The Art of Reading Smoke
Structure fires, throughout the nation, have declined dramatically since the 1990's. That's a positive statistic. But for firefighters, fewer structure fires means fewer "on the job training" opportunities. Which, in turn, contributes to a troubl...
Structure fires, throughout the nation, have declined dramatically since the 1990's.
That's a positive statistic.
But for firefighters, fewer structure fires means fewer "on the job training" opportunities. Which, in turn, contributes to a troubling statistic: Incidents where firefighters are caught in a structure collapse, and other serious hazards, are up 32 percent.
More than 120 firefighters from throughout the region heard that message Oct. 25 in Perham, at a full day workshop hosted by the Perham Volunteer Fire Department.

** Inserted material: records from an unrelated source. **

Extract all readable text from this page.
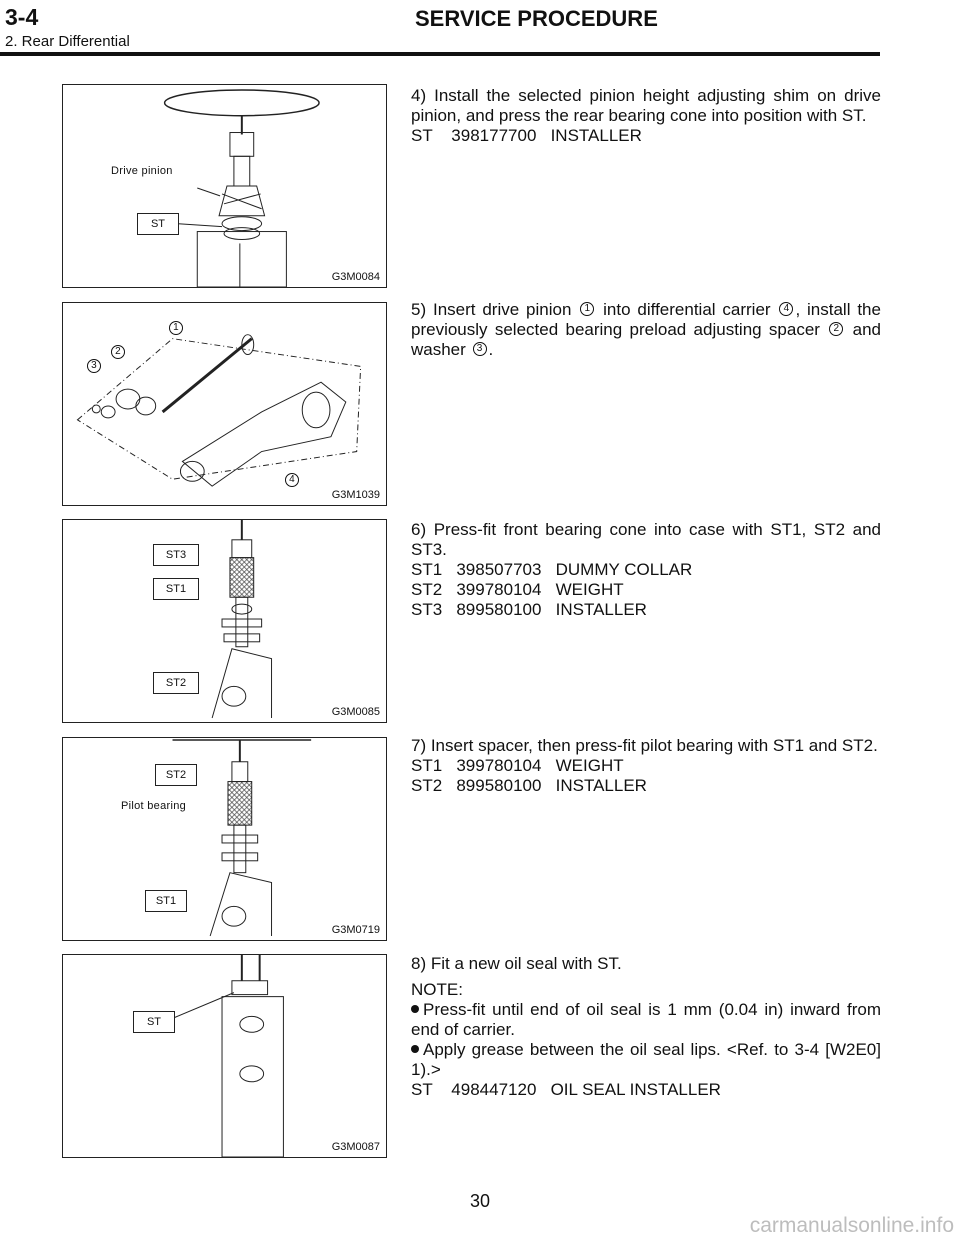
3-4	SERVICE PROCEDURE
2. Rear Differential
Drive pinion
ST
G3M0084

4) Install the selected pinion height adjusting shim on drive pinion, and press the rear bearing cone into position with ST.

ST    398177700   INSTALLER
1
2
3
4
G3M1039

5) Insert drive pinion 1 into differential carrier 4 , install the previously selected bearing preload adjusting spacer 2 and washer 3 .

ST3
ST1
ST2
G3M0085

6) Press-fit front bearing cone into case with ST1, ST2 and ST3.

ST1   398507703   DUMMY COLLAR
ST2   399780104   WEIGHT
ST3   899580100   INSTALLER
ST2
Pilot bearing
ST1
G3M0719

7) Insert spacer, then press-fit pilot bearing with ST1 and ST2.

ST1   399780104   WEIGHT
ST2   899580100   INSTALLER
ST
G3M0087

8) Fit a new oil seal with ST.

NOTE:

Press-fit until end of oil seal is 1 mm (0.04 in) inward from end of carrier.

Apply grease between the oil seal lips. <Ref. to 3-4 [W2E0] 1).>

ST    498447120   OIL SEAL INSTALLER
30
carmanualsonline.info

The "fewer fires-less firefighting experience" dilemma was part of the focus of the workshop presented by 25-year firefighting veteran Dave Dodson. A former battalion chief and safety officer, Dodson is an instructor at Alexandria Technical College.
"I go back to the 1970's and 80's--when there were a lot of fires," said Dodson at the Perham High School Auditorium session. "In the 90's, the fires were almost shut down."
All those firefighters from the 70's and 80's are either retired, or have moved into more desk or administrative capacities--leaving almost an entire generation of firefighters with relatively little direct experience with structure fires.
"I don't think we've passed the baton very well," said Dodson, who spent most of his career "on the street" as he described it.
Most firefighters are experienced-based learners, he said, but there is much less direct, hands-on structure fire experience.
"We haven't changed how we train and teach you," said Dodson, adding that much of what was learned 20 years ago is no longer applicable.
The "wisdom" passed on by older firefighters is still valid and very important--such as a calm approach to attacking a fire, basic intuitions, methodical steps under pressure and knowing not to get too far ahead, said Dodson.
Dodson's training session is titled "The Art of Reading Smoke."
"You need to look at the smoke on arrival. As soon as you put on the parking brake, you need to figure out what the fire will do in a few minutes--not what it is doing when you arrive," he said.
By accurately reading the smoke, firefighters can plan attack points and other tactics.
In the past, firefighters tended to use the sensation of heat as a warning sign, said Dodson. "We need to see and anticipate the heat--before you feel it."
Firefighters from many departments attended the workshop. Among those represented were Dent, New York Mills, Frazee, Ottertail, Verndale and many others from the region.